Rock songs of the 1960s, 70s, and 80s contained a plethora of references equating masculinity with sex. Dion’s the Wanderer is about a cad who roams ‘from town to town.’ Bob Seger’s Night Moves refers to a woman’s breasts – a natural object of male desire – as ‘points all her own sitting way up high, way up firm and high.’ More darkly, the Rolling Stones’ Brown Sugar contains themes of slavery, rape, interracial sex, underage sex, physical abuse, and drug taking. Then there are the music videos, many of which were banned from play on mainstream media. Duran Duran’s Girls On Film features nudity and mud wrestling. Queen’s Fat Bottom Girls features nude women riding bicycles around a sport’s track.

And, of course, it is not unusual for rockstars to enjoy favouritism from the opposite sex. Indeed, sexual prowess and adulation from women form an important theme in rock lore. Groupies of heavy metal artists, for instance, are not just female fans but are seen as extensions of the musician’s artistic identity. Women and access to sex are almost gifted to the rock star, much like the harems of the Ottoman Sultan, the mistresses of European monarchs, or the concubines of Chinese Emperors.
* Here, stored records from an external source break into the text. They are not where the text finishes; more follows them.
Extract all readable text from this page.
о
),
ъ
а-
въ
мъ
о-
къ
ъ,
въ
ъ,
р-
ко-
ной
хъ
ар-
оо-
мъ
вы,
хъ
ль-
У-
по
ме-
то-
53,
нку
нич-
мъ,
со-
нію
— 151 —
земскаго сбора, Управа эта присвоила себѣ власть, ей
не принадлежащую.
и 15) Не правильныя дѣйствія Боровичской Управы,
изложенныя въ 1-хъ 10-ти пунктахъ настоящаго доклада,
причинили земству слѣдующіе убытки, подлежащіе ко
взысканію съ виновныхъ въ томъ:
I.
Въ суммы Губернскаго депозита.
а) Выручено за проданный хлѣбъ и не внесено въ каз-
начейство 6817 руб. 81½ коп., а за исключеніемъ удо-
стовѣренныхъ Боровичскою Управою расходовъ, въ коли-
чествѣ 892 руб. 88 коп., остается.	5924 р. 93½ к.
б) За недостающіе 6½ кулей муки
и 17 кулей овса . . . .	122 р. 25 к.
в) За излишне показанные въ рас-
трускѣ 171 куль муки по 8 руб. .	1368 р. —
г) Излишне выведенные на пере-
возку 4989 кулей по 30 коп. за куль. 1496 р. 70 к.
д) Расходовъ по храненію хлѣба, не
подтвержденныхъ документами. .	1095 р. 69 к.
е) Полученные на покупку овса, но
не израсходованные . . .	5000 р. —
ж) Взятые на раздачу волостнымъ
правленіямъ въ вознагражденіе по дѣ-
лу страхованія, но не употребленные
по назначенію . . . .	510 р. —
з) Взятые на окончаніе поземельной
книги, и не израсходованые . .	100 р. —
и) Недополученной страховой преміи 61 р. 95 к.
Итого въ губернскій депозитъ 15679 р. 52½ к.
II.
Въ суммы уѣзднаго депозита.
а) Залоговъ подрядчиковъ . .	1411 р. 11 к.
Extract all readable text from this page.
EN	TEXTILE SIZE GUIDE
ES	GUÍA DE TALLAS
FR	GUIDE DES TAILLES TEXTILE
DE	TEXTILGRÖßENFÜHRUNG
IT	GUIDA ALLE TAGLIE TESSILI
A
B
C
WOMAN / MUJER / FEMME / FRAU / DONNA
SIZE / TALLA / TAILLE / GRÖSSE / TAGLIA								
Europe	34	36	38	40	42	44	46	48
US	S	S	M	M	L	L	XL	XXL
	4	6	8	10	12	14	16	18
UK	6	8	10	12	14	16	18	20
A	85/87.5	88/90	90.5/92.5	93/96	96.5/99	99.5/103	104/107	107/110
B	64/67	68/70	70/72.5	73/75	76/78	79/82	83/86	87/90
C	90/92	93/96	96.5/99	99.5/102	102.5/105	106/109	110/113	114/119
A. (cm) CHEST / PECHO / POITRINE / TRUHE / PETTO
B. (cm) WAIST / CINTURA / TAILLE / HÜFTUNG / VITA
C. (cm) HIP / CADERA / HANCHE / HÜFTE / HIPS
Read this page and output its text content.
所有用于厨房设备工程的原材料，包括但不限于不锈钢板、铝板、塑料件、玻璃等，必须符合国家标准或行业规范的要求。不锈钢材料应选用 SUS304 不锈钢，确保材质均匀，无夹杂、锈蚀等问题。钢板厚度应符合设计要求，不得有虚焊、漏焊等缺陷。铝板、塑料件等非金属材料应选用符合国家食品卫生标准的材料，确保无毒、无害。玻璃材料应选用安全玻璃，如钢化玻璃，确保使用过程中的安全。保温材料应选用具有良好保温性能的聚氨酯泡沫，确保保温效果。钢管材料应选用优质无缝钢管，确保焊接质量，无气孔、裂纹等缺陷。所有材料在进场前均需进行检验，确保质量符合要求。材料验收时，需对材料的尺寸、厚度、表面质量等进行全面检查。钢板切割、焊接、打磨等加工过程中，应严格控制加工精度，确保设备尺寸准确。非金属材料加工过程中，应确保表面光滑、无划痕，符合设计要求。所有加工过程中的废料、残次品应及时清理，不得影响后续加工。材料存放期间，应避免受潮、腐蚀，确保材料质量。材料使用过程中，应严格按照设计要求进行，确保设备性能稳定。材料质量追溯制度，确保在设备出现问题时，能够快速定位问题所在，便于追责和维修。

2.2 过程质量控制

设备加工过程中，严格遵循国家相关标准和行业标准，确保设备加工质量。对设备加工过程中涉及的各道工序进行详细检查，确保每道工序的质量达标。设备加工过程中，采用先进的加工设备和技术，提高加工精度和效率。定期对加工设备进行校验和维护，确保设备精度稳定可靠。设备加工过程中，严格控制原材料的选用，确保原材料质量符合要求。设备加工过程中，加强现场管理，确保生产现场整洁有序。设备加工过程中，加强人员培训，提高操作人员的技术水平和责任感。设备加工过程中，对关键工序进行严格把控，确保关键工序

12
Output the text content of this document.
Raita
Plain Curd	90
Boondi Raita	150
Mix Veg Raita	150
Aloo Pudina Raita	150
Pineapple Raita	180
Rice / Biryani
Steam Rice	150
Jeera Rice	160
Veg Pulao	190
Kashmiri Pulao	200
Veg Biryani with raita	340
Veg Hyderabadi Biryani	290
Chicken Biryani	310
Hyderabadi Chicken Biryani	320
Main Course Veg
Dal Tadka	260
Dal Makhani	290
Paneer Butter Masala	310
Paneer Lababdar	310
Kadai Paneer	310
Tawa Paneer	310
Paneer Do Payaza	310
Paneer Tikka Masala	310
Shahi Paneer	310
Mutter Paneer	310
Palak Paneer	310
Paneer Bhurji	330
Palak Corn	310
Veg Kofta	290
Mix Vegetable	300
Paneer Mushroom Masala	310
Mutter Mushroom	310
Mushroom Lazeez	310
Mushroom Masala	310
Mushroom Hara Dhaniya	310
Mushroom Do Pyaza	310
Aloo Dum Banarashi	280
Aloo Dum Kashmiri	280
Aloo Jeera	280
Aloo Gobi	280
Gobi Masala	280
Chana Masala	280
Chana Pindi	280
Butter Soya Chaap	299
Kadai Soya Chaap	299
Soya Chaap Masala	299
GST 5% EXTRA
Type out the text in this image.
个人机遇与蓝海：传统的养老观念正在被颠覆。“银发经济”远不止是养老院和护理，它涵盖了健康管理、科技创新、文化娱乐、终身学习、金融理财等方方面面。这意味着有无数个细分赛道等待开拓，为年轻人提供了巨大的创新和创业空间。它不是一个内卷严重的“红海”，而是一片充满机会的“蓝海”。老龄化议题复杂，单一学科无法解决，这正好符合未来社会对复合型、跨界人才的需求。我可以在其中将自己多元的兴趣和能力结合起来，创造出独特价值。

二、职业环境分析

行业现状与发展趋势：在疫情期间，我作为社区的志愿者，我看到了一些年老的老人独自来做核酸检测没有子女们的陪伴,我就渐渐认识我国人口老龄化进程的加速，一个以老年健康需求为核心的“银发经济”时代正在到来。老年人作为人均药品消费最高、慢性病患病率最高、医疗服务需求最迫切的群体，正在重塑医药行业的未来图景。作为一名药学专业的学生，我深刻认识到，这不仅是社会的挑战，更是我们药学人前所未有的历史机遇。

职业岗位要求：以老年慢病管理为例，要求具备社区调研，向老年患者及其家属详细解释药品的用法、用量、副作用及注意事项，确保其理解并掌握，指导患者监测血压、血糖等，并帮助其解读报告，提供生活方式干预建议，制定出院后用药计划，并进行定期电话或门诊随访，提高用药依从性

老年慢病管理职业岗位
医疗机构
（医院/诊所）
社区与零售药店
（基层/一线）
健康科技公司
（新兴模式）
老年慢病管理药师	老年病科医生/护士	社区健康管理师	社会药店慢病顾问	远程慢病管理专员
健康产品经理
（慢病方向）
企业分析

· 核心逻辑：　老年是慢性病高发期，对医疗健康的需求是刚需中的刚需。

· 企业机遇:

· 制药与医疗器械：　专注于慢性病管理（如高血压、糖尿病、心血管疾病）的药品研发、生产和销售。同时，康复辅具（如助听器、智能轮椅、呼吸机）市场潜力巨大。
Rock music is the modern reincarnation of ancient myths and folklore. It relies on the same motifs and themes and therefore has a similar effect on the human psyche. As a result, rock music and mythology and folklore share many of the same tropes. Rock music glorifies masculine energy and lust through symbols and metaphors. It raises the rockstar to an exalted position and then confers benefits upon him by giving him greater access to women and sex. This, in turn, gives the rockstar an almost deific quality. Feelings of unity and tribalism are expressed through the quasi-religious nature of the rock concert. The long-lasting popularity of rock music arises from its ability to give expression to ancient symbols of masculinity, and in its capacity to provide an outlet for the more repressed aspects of our nature.